Stories from the Frontlines: Trauma and Humor [69:02–78:23]
Foster shares harrowing stories of teaching amid gang violence and poverty in London:
Book aims to balance tragedy and humor: “You will laugh. It’s mostly funny with the occasional bit that I talk about that is tragic and awful. But mainly it’s funny.” [78:23]
“The Liberal Democrats… despite their name… are not the equivalent of people on the left of the Democratic Party in the US. The Liberal Democrats are like the Michael Bloomberg people… We just want government to work well for everybody.” — Malice [48:32]
“It was originally meant to be called 12 years a teacher.” — Foster [67:08] “Under no circumstances will we be publishing that book with that title.” (Publisher) [67:20]
Malice: “You're learning from the teacher at home... Unless you're doing a group project, which is also hell on earth.” [55:24]
“Every month, I check his name… to see if he’s okay… It hasn’t come up with his name yet.” [76:04]

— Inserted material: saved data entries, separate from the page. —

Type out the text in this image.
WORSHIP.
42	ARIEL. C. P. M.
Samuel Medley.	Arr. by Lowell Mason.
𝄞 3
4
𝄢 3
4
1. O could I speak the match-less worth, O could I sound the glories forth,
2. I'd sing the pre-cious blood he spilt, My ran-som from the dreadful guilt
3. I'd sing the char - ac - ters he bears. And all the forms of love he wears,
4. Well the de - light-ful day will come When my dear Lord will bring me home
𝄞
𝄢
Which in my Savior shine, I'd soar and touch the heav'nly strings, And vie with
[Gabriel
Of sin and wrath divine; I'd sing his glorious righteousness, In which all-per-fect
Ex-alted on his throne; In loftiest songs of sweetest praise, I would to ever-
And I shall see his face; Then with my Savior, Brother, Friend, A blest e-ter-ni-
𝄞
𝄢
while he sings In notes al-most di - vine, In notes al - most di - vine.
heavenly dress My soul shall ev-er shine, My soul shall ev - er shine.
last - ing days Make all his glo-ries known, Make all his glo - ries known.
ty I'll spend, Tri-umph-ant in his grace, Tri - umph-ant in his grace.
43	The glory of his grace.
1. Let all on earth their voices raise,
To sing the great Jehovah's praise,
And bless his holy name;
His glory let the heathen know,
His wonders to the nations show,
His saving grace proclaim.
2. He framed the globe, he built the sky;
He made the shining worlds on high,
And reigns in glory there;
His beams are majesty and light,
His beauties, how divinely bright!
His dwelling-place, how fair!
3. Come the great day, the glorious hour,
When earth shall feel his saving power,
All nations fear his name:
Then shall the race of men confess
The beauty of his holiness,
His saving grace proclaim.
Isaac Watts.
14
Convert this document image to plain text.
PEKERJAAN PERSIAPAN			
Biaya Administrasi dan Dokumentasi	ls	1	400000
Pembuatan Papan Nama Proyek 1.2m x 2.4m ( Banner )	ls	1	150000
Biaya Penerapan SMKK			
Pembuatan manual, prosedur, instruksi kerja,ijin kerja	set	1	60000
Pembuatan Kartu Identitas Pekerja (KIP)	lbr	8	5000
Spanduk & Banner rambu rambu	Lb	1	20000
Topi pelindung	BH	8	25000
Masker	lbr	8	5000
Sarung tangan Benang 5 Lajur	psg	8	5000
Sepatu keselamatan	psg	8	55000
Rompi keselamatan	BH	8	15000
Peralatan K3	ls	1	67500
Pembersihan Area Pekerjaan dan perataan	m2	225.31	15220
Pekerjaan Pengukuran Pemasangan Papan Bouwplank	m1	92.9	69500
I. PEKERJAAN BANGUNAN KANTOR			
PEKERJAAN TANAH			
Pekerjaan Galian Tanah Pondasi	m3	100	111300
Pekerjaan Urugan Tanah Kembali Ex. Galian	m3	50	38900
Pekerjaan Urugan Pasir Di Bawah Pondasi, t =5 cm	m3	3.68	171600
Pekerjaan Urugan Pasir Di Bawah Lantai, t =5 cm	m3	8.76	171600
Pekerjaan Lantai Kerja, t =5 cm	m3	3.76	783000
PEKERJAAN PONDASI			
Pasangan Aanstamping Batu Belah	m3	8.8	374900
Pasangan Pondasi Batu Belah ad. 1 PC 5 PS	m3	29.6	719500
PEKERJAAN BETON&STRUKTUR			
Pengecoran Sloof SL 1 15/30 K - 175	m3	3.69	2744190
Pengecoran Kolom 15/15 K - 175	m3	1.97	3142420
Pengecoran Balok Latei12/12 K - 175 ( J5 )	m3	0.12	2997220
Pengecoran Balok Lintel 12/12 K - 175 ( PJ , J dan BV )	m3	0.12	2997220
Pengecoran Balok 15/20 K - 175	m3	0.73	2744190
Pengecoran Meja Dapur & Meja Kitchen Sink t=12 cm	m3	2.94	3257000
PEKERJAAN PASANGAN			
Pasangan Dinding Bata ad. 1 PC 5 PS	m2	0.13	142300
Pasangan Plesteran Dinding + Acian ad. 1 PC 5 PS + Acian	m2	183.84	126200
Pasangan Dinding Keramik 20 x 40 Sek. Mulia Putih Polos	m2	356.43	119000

The episode is unflinchingly candid with a foundation of biting wit and gallows humor. Both hosts take aim at platitudes, pointing out the dysfunction at the heart of British institutions—while keeping the conversation human, sometimes hilarious, and sharply observant throughout.
Concluding with Foster’s heartfelt and darkly funny reflections on his time teaching, the show leaves listeners with both concern and curiosity for the future of Britain and its education system.
Final Note:
Fans of Malice’s irreverence and Foster’s wide-ranging insight will find plenty to digest—no need to be steeped in UK politics to appreciate this heady mix of history, commentary, and offbeat storytelling.